Estamos hablando de otros espacios menos perceptibles pero igual de graves. Desde la primera década del siglo XX los mexicanos en Estados Unidos contribuyeron a la expansión del oeste trabajando como mineros, pero las condiciones laborales distaban de ser dignas. Estamos hablando de la campiña del southwest, donde los mexicano-estadounidenses allí asentados sufrieron por décadas jornadas agotadoras de trabajo, con salarios por debajo de lo permitido. Y estamos hablando de los estereotipos que Hollywood ha construido sobre los mexicanos: el latin lover (basta recordar las películas de Rudolph Valentino The Sheik —1921— y The Son of the Sheik —1926—) o el estereotipo de la doméstica (Evita Muñoz, Chachita, y sus roles en buena parte de las películas estadounidenses en las que participó).

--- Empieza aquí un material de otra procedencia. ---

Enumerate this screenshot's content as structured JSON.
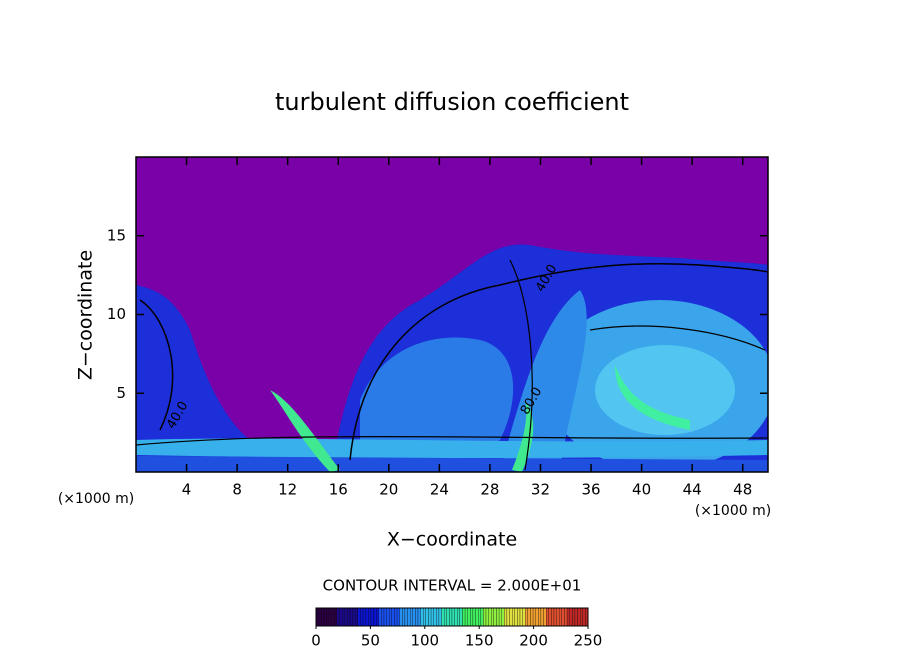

Estamos hablando del hombre dominado por sus pasiones, del bandido y del haragán, del mexicano borracho dormido en la calle con un gigante sombreeeroo que dice «siesta». Cintas más recientes como Sicario, Salvajes, El mariachi o Traffic tampoco ayudan mucho, dicho sea de paso.

Hay que repetirlo. Trump y su retórica son el tapón levantado de una olla de presión para un votante que no acepta las limitaciones del discurso políticamente correcto. El Sur confederado estadounidense como proyecto cultural aún no se repone de la derrota militar de 1865 y tampoco se repone de la limpia que eliminó los residuos de racismo de las bases políticas partidistas republicanas cancelando el KKK y vetando candidatos con simpatías de supremacía blanca. Pero el beaner provee otra vez de un nuevo tipo de otredad con la que se materializan los odios y los temores.

Esto hace a Trump no solo detestable, sino aterrador. Porque además hay que notar su totalitarismo invertido (Sheldon Wolin, Democracy Incorporated) de proyecto político. La forma clásica de totalitarismo se invierte, el racismo por xenofobia se suaviza y el poder brutal ya no gira en torno a un demagogo, sino encuentra su expresión en el anonimato del Estado corporativo. Las fuerzas corporativas detrás del totalitarismo invertido no son movimientos totalitarios clásicos porque fingen honrar la política electoral, la libertad y la Constitución. Corrompen y manipulan los mecanismos que hacen posible la democracia. Sumadas a los rasgos racistoides, estamos ante un deterioro espantoso de la democracia marca Acme.